L'intégrisme islamiste et les intérêts fallacieux de dictateurs pervers se sont opposés frontalement au succès des accords et Israël est devenu l'argument démoniaque utilisé par les groupes terroristes pour gagner des adeptes parmi les minorités palestiniennes et d'autres origines. Mais la légitimation apportée par la volonté des parties et par le droit international a conduit à la mise en œuvre du processus à deux reprises, à Camp David et à Oslo.

Les actions de médiation et l'intervention des puissances dans des conflits aussi complexes que ceux du Moyen-Orient trouvent dans les organismes internationaux les instruments de soutien nécessaires pour rétablir l'ordre dans une région ou au niveau mondial. 

Et, en ce sens, l'attaque de la politique étrangère de Donald Trump visant à réviser l'ordre international (révision des accords, menaces contre la Cour pénale, nouveaux intérêts géopolitiques au Groenland, au Panama, dans les Caraïbes ou à Gaza), loin de renforcer le leadership des États-Unis et des puissances alliées européennes, asiatiques et américaines, l'affaiblit.
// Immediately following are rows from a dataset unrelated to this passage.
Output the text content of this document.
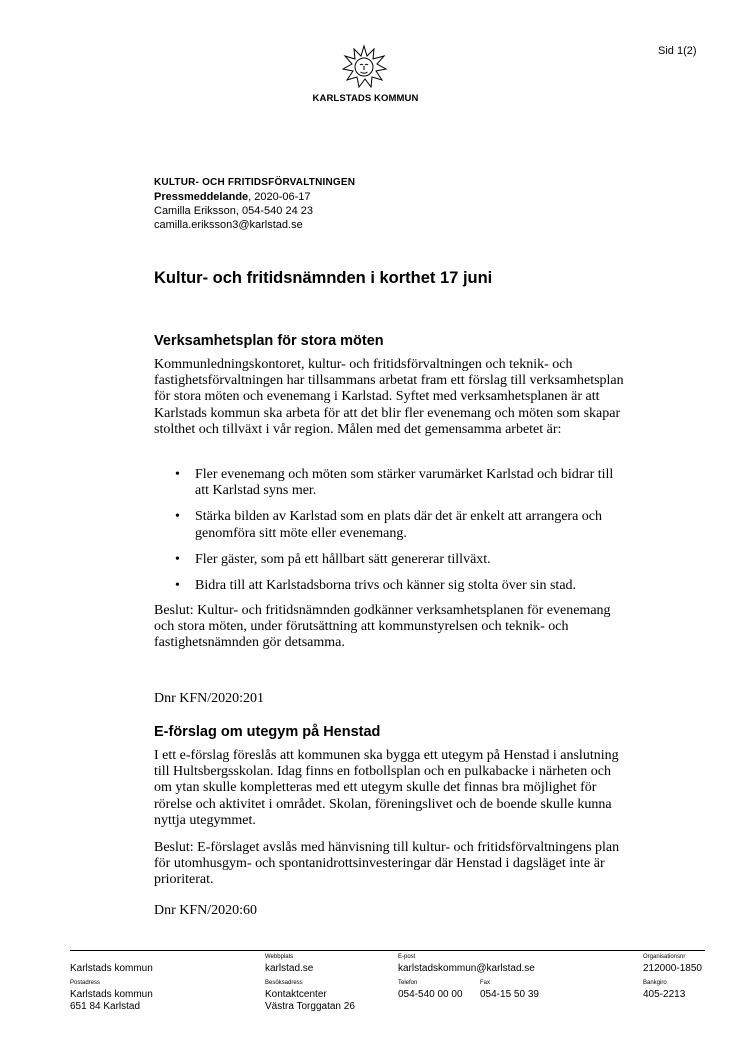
Sid 1(2)
KARLSTADS KOMMUN
KULTUR- OCH FRITIDSFÖRVALTNINGEN
Pressmeddelande, 2020-06-17
Camilla Eriksson, 054-540 24 23
camilla.eriksson3@karlstad.se
Kultur- och fritidsnämnden i korthet 17 juni
Verksamhetsplan för stora möten

Kommunledningskontoret, kultur- och fritidsförvaltningen och teknik- och fastighetsförvaltningen har tillsammans arbetat fram ett förslag till verksamhetsplan för stora möten och evenemang i Karlstad. Syftet med verksamhetsplanen är att Karlstads kommun ska arbeta för att det blir fler evenemang och möten som skapar stolthet och tillväxt i vår region. Målen med det gemensamma arbetet är:

• Fler evenemang och möten som stärker varumärket Karlstad och bidrar till att Karlstad syns mer.
• Stärka bilden av Karlstad som en plats där det är enkelt att arrangera och genomföra sitt möte eller evenemang.
• Fler gäster, som på ett hållbart sätt genererar tillväxt.
• Bidra till att Karlstadsborna trivs och känner sig stolta över sin stad.

Beslut: Kultur- och fritidsnämnden godkänner verksamhetsplanen för evenemang och stora möten, under förutsättning att kommunstyrelsen och teknik- och fastighetsnämnden gör detsamma.

Dnr KFN/2020:201

E-förslag om utegym på Henstad

I ett e-förslag föreslås att kommunen ska bygga ett utegym på Henstad i anslutning till Hultsbergsskolan. Idag finns en fotbollsplan och en pulkabacke i närheten och om ytan skulle kompletteras med ett utegym skulle det finnas bra möjlighet för rörelse och aktivitet i området. Skolan, föreningslivet och de boende skulle kunna nyttja utegymmet.

Beslut: E-förslaget avslås med hänvisning till kultur- och fritidsförvaltningens plan för utomhusgym- och spontanidrottsinvesteringar där Henstad i dagsläget inte är prioriterat.

Dnr KFN/2020:60

Karlstads kommun
Webbplats
karlstad.se
E-post
karlstadskommun@karlstad.se
Organisationsnr
212000-1850
Postadress
Karlstads kommun
651 84 Karlstad
Besöksadress
Kontaktcenter
Västra Torggatan 26
Telefon
054-540 00 00
Fax
054-15 50 39
Bankgiro
405-2213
En fixant des objectifs unilatéraux qui entrent en conflit avec certains paramètres de l'ordre lui-même (les souverainetés, la non-ingérence) et avec certains intérêts coalisés (le libre-échange en Amérique du Nord, les accords d'Abraham). 

Doter la politique étrangère d'une vision plus conforme aux intérêts américains ne peut pas transformer la puissance inspiratrice et principale garante de l'ordre mondial en une puissance révisionniste. 

Les États-Unis perdraient leur crédibilité s'ils n'agissaient pas conformément à des principes et des valeurs qui ont contribué à projeter leurs intérêts dans un environnement ouvert à la concurrence, mais non bloqué par les aspirations d'une administration particulière. Nous entrerions dans une période de révisionnisme comme ce fut le cas pendant l'entre-deux-guerres, où les grandes puissances, l'URSS, l'Allemagne nazie, le Japon, l'Italie de Mussolini, exigeaient des changements territoriaux, structurels et de valeurs, face à la faiblesse croissante des puissances alliées (France et Grande-Bretagne) et à la vision internationale variable des États-Unis. 

Les attitudes révisionnistes conduisent irréversiblement à la fin de l'ordre établi. L'ordre actuel est défini par la compétition entre les puissances, mais cette compétition se déroule dans un cadre de souverainetés dynamisé par des institutions dont le fondement reste les principes libéraux, qui ne nous ont pas conduits à la paix et au progrès équitable, mais qui nous ont sortis de la pauvreté et de l'extermination. Et dans de nombreux cas, de la guerre. 

« Lassé de nous, le monde chercherait d'autres maîtres, ce qui nous avait semblé sensé deviendrait insipide, et ce que nous considérions comme beau deviendrait abominable », disait Hadrien en quittant le territoire qu'il avait réorganisé : la Palestine.